For the first time in 26 postseason games over the last two Octobers, the Royals blew a save after the sixth inning. Yordano Ventura and early home runs by Ben Zobrist, as the second batter of the game, and Mike Moustakas, on a ball caught by a fan at the top of the centerfield wall and upheld on review, passed a 2–1 lead to the Royals’ top relievers with a man on second and one out in the sixth. Kelvin Herrera did his job, stranding that runner and working a perfect seventh, retiring all five men he faced. However, things went very differently for Ryan Madson in the eighth.
Madson worked scoreless innings in Game 1 and 4 of this series, but had allowed three home runs in the division series against the Astros and seven runs (five earned) in just 1 2/3 innings across four outings against the Blue Jays during the regular season. Here, protecting a one-run lead, he gave up a leadoff single to Ben Revere. Then, after striking out Josh Donaldson looking, gave up a game-tying home run to Jose Bautista, who had homered for the Blue Jays’ first run of the game in the fourth inning.
That home run was less Madson’s fault than it was a credit to Bautista. Bautista’s fourth-inning homer was the hardest-hit ball he hit all year, leaving his bat at 112 mph and traveling 430 feet, and the game-tying shot came on a 97-mph fastball at the top of the strike zone. That’s not a home-run pitch, but it resulted in Madson’s first blown save since May 12, just his third of the year, and the first by a Royals pitcher this postseason.

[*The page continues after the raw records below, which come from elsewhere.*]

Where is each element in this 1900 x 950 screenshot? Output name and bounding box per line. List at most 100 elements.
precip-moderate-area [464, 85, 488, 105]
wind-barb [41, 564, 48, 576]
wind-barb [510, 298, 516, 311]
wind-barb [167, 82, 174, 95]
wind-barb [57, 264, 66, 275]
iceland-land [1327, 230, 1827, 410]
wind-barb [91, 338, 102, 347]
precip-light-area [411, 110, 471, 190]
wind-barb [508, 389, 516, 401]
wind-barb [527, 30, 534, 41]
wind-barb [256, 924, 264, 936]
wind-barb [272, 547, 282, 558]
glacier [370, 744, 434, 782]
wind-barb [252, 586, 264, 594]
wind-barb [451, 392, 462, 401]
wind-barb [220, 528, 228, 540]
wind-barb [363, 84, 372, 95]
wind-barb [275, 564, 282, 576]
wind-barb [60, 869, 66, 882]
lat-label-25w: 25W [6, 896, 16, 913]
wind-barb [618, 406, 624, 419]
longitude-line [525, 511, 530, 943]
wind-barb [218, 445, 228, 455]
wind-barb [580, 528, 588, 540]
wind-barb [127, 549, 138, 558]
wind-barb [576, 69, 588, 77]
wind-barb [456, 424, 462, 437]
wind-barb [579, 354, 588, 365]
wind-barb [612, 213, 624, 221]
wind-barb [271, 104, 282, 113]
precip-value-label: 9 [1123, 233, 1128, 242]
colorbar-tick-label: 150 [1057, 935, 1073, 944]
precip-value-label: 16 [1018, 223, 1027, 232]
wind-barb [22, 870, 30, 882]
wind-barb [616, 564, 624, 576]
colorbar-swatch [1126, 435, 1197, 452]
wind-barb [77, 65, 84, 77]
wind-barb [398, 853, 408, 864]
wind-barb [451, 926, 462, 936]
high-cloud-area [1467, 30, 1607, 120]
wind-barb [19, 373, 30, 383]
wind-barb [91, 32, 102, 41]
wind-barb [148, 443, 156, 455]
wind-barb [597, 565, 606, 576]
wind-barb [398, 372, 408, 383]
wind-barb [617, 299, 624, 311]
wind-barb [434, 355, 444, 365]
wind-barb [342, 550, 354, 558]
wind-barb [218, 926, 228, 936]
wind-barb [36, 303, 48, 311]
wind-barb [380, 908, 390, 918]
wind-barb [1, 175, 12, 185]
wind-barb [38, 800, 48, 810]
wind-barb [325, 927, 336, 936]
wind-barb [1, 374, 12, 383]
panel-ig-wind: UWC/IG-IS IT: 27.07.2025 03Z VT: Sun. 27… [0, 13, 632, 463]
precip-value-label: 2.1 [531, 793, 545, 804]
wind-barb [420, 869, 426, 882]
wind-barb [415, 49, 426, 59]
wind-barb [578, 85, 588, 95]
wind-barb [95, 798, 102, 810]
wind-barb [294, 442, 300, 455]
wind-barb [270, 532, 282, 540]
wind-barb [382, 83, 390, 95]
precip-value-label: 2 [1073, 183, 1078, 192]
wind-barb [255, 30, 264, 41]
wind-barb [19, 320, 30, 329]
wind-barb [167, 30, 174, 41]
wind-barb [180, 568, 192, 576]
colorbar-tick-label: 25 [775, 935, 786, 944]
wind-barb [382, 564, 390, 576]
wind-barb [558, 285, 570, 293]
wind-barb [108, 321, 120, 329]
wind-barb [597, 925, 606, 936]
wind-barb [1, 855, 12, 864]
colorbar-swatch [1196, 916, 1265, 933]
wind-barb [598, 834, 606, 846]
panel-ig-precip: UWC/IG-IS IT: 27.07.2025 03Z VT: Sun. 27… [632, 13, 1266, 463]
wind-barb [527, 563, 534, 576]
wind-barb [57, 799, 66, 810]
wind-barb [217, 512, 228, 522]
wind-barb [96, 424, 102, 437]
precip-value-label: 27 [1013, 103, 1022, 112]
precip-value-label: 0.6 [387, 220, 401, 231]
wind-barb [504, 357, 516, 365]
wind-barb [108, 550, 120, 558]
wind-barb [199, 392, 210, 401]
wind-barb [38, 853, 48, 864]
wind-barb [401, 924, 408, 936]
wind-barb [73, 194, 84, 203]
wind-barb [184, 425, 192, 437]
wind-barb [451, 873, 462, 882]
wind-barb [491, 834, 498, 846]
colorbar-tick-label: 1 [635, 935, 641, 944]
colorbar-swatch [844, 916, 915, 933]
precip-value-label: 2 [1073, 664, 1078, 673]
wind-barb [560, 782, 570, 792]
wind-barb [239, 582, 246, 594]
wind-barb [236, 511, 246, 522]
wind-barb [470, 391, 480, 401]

Moustakas’s game-saving stab
Bautista cut the Royals’ early 2–0 lead in half in the top of the fourth. The following inning, Ventura walked Russell Martin and Kevin Pillar on five pitches each to give the Blue Jays their first runner in scoring position since Revere led off the game with a double and was stranded at second base. Ventura got Ryan Goins and Revere to fly out without the runners advancing for the first two outs of the inning. However, Josh Donaldson jumped on the first pitch he saw from Ventura, a 91-mph cutter, and hit it as hard as he had hit any ball all season in a 41-home run campaign that is likely to land him the MVP award. The exit velocity of that pitch off Donaldson’s bat was 114 mph, harder than either of Bautista’s home runs or any ball the Royals hit off David Price early in the game, which included home runs by Zobrist and Moustakas. However, Donaldson didn’t get the ball up. His shot was a sinking liner to the immediate left of third baseman Moustakas, and Moustakas, showing spectacular reflexes, managed to get his glove in front of it and snag it for an inning-ending out. If that ball got by Moustakas, it likely would have tied the game and brought up Bautista with another runner in scoring position. Instead, it ended the inning and the Blue Jays’ rally, a crucial moment in a game decided by a single run.